Chapitre 40
La mission de sauvetage avait viré à l'expédition punitive et rares étaient ceux qui avaient pu s'échapper du camp ou avaient été épargnés. Les soldats qui en revenaient, couverts de boue et de sang des pieds à la tête, faisaient vraiment peur à voir.
Le retour de Daraen s'était fait en toute discrétion, son escorte profitant de la nuit et du brouillard. Avec les rabanelles qui tombaient, pas un chat n'aurait mis le nez dehors. Ils avaient contourné les axes principaux, évitant ainsi toute rencontre fortuite, et s'étaient glissés dans l'enceinte du palais par les quartiers des domestiques.
Une entrée silencieuse qui contrastait avec l'effervescence qui régnait au château depuis l'annonce de son retour. Tous s'affairaient afin d'être utiles.
Bien évidemment, Evelyn fut la première à accueillir le roi, bien avant les servantes, leurs bras chargés de serviettes chaudes, et son oncle venu aux nouvelles.
Elle ignorait à quoi elle s'attendait en l'apercevant, mais certainement pas à ça. Des cheveux emmêlés, sales et poisseux, une peau tuméfiée que laissait entrevoir le manteau qu'on avait posé sur ses épaules dans l'espoir de le réchauffer. Il n'avait plus rien du roi des Lys des rumeurs, une beauté qu'elle avait toujours convoitée.
Evelyn était certainement la personne que ce retour enchantait le plus, elle qui s'était rongé les sangs des jours durant par crainte de voir son monde s'écrouler. Elle s'était déjà vue devoir renoncer au trône promis et retourner dans sa campagne perdue où elle aurait fini par épouser un noble à la position bien moins envieuse que celle de Daraen et, surtout, beaucoup moins beau.

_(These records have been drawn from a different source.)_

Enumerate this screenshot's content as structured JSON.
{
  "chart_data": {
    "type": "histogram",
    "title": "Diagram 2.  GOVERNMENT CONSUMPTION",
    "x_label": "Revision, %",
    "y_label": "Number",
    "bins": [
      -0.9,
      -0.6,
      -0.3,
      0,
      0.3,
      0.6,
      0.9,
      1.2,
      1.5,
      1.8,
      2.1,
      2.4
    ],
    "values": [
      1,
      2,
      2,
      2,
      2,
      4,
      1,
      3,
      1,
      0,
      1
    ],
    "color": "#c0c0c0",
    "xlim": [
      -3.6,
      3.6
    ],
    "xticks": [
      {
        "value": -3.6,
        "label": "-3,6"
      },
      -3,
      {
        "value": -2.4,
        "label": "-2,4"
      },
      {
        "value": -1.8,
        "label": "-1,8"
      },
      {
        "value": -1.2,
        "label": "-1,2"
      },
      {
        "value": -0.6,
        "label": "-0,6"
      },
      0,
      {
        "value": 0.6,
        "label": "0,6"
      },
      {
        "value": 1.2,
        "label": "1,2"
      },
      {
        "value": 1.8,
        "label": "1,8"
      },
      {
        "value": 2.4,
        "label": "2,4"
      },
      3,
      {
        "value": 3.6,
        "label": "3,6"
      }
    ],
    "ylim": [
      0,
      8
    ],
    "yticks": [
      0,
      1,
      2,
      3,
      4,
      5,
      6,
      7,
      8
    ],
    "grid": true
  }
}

Oh, elle y tenait à la plastique irréprochable de son futur époux. La beauté de ce dernier risquait toutefois de poser quelques problèmes. La jeune femme en avait déjà fait l'amère expérience au cours de la soirée donnée en l'honneur du roi. Dès lors qu'il se trouvait à ses côtés, tous les efforts qu'elle avait faits pour devenir parfaite en tout point étaient évincés par sa grâce naturelle.
Il lui faisait de l'ombre et elle ne pouvait tolérer pareil affront.
— Votre thé, bredouilla Jeanne en déposant la tasse d'une main tremblante devant sa dame.
— Ce n'est pas trop tôt, s'agaça Evelyn qui dut se faire violence pour ne pas sursauter.
Plongée dans ses réflexions, elle ne l'avait pas entendue arriver.
Portant sa boisson au bord des lèvres, la noble damoiselle jeta un regard un biais à la petite servante qui s'affairait à refaire le lit. Ses gestes étaient précis, silencieux. Si Evelyn n'y prêtait pas attention, elle parvenait même à en oublier sa présence parfois.
Tandis qu'elle continuait de l'observer discrètement, une idée germa dans son esprit. Une idée simple mais qui s'avérerait la plus efficace de toutes celles qu'elle avait pu avoir jusque-là.
Une fois mariés, il suffirait d'un petit accident pour enlaidir un peu son époux. Jeanne serait parfaite pour cela. La bougresse était si maladroite que cela n'étonnerait personne. Dans le pire des cas, la servante serait châtiée, exilée ou pendue. Quelle importance ?
— Tu as fait des progrès, la complimenta-t-elle avec satisfaction en savourant son thé.
Une ombre vint rapidement tacher le tableau et sa boisson changea, soudain plus insipide. Restait encore le comportement de Daraen à son égard.
Voilà un mois qu'il était de retour, cloîtré dans ses quartiers, et pas une seule fois il n'avait accepté de la recevoir. Ce n'était pas faute d'avoir essayé, même son oncle n'avait pas réussi à le raisonner. C'était tout juste si Rayn parvenait à le voir, mais c'était encore pire que s'il ne le pouvait pas du tout.
Daraen appréciait visiblement davantage la compagnie de son beau-frère à celle de sa future compagne, et ça, c'était un problème supplémentaire qu'Evelyn se devrait de résoudre sous peu.
La cérémonie de mariage passée, elle se ferait un plaisir de renvoyer Rayn à sa guéguerre comme le soldat le souhaitait tant. Avec un peu de chance, il mourrait rapidement et Daraen serait alors enfin à elle seule.